In this lousy space we recently praised two-way superstar Shohei Ohtani for being perhaps the last pitcher ever to undertake the gentlemanly practice of wearing a jacket on the bases. Such is the cost of the universal DH, which is otherwise a blessed thing given that it spares us from watching non-Ohtani pitchers undertake a plate appearance in the manner of a rabbit dying in a snare. 

That installment of SPI was largely a funeral dirge for the practice of wearing a jacket on the bases, but perhaps such lamentations were premature? Take it away, enterprising sum buck Jason Lukehart: 

From on high, this is so decreed. Any batsman disgracing the profession by batting under .200 – thus behaving like a pitcher at the plate – must wear a jacket on those rare occasions when he reaches base until such time that he is no longer batting below .200. Yes, this could mean he wears a jacket once during a game and then later is relieved of such burdens in that same game. The mind riots at such possibilities – in particular the jacketed array of hitters who begin Opening Day 0 for 1 at the plate but then reach base the second time up via walk or HBP or error or any means other than a hit. 

At this point, let us hold up for a blend of ridicule and gratitude those qualifying batsmen who, at this writing, are in the Tunic Zone – i.e., batting lower than .200. These numbers are updated as of the last time they were updated, which is the only time they were updated: 

  • Kyle Schwaber, Phillies: .182
  • Max Muncy Dodgers: .194

Should you reach base, ye crapsmiths, wear the jacket or face a lengthy suspension and the full weight of cultural outrage. Others who might want to keep one eye on the updated batting average trailerboards include Shea Langeliers (.202), Willy Adames (.203), and Alex Call and Byron Buxton (.207). Have a thorax-warming textile of satin nylon at the ready. All of you – plus Ohtani and the very occasionally forfeited DH spot – are our current hopes for sustaining the game's finest tradition. 

Addendum: The number of jacketed appearances on the bases is hereby admissible in salary arbitration hearings. 

Tom Hamilton, Guardians radio broadcaster

You will recall with some sense of titillation that Guardians cloutsman José Ramírez recently presented a more-than-willing Tim Anderson with a one-way ticket to Gadzooks Avenue via this ringing konk on the bonebox: 

The thing about the haymaker is that, no matter how poorly conceived and executed, sometimes it still makes hay. Hay hath been made at the demonstrable expense of Tim Anderson's jaw. We're not really here to talk about that, though. What we're here to talk about is Guardians radio broadcaster Tom Hamilton and his soaring narration of this exchange of soupbones. 
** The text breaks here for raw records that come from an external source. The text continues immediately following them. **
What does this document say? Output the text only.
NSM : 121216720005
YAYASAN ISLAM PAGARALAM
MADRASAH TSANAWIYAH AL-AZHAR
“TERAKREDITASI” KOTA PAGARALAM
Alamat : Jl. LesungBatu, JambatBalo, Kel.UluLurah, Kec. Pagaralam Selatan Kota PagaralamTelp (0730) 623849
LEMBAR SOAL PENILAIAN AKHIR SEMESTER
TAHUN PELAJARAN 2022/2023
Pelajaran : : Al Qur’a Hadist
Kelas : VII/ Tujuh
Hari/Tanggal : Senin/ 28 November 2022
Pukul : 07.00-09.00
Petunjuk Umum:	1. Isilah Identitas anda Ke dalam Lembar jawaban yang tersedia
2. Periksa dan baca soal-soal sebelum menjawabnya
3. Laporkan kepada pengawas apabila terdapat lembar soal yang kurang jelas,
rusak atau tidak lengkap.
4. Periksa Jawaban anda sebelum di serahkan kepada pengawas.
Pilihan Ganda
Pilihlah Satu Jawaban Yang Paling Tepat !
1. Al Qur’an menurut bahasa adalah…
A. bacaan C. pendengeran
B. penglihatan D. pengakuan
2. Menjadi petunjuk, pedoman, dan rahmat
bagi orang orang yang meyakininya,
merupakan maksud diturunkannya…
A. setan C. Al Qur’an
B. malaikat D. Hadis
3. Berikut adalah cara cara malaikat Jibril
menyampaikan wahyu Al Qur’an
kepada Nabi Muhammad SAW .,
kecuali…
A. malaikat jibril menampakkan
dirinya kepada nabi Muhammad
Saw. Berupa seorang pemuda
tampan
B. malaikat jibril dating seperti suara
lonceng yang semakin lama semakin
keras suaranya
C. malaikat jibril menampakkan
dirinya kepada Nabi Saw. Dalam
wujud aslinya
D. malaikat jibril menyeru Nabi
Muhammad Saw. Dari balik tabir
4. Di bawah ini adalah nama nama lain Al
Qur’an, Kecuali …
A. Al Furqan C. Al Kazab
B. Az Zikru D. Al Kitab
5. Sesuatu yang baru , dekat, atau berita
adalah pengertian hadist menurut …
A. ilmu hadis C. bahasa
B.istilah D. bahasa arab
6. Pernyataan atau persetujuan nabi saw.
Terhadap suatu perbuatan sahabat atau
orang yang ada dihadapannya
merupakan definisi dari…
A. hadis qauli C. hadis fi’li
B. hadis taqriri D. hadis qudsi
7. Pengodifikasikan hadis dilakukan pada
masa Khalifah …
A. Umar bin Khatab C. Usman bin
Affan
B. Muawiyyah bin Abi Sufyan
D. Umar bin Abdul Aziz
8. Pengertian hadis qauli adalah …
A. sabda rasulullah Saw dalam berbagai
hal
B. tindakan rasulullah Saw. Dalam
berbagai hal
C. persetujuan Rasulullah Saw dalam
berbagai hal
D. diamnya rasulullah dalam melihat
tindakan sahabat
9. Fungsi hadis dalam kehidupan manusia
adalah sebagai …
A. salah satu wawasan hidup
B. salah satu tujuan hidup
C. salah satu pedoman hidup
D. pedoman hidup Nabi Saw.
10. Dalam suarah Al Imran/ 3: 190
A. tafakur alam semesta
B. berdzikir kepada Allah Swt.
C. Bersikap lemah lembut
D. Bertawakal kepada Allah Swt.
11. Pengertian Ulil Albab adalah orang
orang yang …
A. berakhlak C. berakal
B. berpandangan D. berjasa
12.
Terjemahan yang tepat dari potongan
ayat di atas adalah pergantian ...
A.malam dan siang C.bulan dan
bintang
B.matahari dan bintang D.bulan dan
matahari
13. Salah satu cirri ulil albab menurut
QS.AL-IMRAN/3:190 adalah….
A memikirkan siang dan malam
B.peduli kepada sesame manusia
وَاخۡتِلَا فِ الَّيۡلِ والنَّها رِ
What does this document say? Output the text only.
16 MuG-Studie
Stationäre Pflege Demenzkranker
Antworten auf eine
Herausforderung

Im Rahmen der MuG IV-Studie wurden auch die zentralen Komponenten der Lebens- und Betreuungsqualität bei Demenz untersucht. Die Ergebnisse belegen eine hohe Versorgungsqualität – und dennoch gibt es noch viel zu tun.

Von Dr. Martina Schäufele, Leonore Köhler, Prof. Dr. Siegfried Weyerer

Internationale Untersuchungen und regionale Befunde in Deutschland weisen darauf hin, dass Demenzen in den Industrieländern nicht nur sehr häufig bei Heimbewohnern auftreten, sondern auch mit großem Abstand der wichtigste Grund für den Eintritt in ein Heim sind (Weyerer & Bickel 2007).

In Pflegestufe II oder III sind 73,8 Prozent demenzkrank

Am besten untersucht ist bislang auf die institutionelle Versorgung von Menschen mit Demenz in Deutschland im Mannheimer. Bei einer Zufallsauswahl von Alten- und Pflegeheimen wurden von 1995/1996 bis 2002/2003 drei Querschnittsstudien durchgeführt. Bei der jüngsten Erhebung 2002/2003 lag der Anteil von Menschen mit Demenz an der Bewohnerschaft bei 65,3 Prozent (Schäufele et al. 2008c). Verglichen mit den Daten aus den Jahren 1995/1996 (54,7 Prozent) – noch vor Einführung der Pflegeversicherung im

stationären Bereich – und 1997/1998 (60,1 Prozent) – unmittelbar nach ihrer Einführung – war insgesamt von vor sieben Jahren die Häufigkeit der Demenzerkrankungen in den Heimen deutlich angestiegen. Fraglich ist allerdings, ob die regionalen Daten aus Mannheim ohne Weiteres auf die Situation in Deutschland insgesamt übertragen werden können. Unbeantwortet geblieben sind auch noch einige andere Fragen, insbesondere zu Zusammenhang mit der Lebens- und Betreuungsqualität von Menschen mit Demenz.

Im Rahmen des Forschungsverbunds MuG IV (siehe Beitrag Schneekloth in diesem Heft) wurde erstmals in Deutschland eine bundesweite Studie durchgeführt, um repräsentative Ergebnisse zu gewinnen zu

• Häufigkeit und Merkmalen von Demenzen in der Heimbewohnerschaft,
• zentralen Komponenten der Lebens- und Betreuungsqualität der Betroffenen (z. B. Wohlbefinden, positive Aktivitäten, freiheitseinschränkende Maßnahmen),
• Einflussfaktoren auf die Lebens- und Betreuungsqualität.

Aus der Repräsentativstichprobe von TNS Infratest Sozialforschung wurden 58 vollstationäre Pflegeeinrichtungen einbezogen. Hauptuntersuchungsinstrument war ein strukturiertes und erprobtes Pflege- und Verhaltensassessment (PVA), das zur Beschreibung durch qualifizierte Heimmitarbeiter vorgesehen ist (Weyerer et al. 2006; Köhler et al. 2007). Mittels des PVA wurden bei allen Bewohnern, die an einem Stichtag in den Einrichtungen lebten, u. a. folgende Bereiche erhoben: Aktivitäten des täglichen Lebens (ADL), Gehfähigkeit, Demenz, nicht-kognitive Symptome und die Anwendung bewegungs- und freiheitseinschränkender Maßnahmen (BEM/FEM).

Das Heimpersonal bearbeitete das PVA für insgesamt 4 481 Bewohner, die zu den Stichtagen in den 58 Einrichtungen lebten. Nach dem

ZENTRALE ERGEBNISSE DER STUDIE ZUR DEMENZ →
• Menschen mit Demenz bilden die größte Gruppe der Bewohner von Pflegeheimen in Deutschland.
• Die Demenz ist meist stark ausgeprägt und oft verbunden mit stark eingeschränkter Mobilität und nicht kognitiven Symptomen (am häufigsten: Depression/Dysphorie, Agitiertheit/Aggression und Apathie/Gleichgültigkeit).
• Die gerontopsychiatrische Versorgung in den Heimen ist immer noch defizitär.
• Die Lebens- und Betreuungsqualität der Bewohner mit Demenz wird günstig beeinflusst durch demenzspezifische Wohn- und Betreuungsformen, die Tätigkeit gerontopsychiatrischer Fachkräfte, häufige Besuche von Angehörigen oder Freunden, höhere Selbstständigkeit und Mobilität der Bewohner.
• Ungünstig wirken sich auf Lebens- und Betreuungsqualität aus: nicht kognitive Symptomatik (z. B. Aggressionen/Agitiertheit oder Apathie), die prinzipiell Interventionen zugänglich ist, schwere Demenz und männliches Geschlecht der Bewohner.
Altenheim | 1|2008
Human speech is almost always loud and stupid and diminishing to all who hear it and should be undertaken only when necessary. What follows, though, is an exception. The only instances in which human speech is welcome is when it serves to chronicle acts of barbarity into oral tradition. Those who recount bloodshed in such a species-enriching way are unto themselves a rare phenomenon known among social scientists as Violentiam Oris, or, as translated from that original Latin, "Violence Mouth." 

The Violence Mouth honorific has previously been bestowed upon just three individuals throughout the sprawl of history: Homer, Parthenius of Nicaea, and Gordon Solie. Now, though, Tom Hamilton has joined the scarce ranks because of these words, which forevermore shall remain sketched upon the infield dirt behind second base at Progressive Field or whatever they're calling it now: 

Down goes Anderson, but up go the vast remainder of us for having heard the sky-scraping words of Tom Hamilton, Violence Mouth.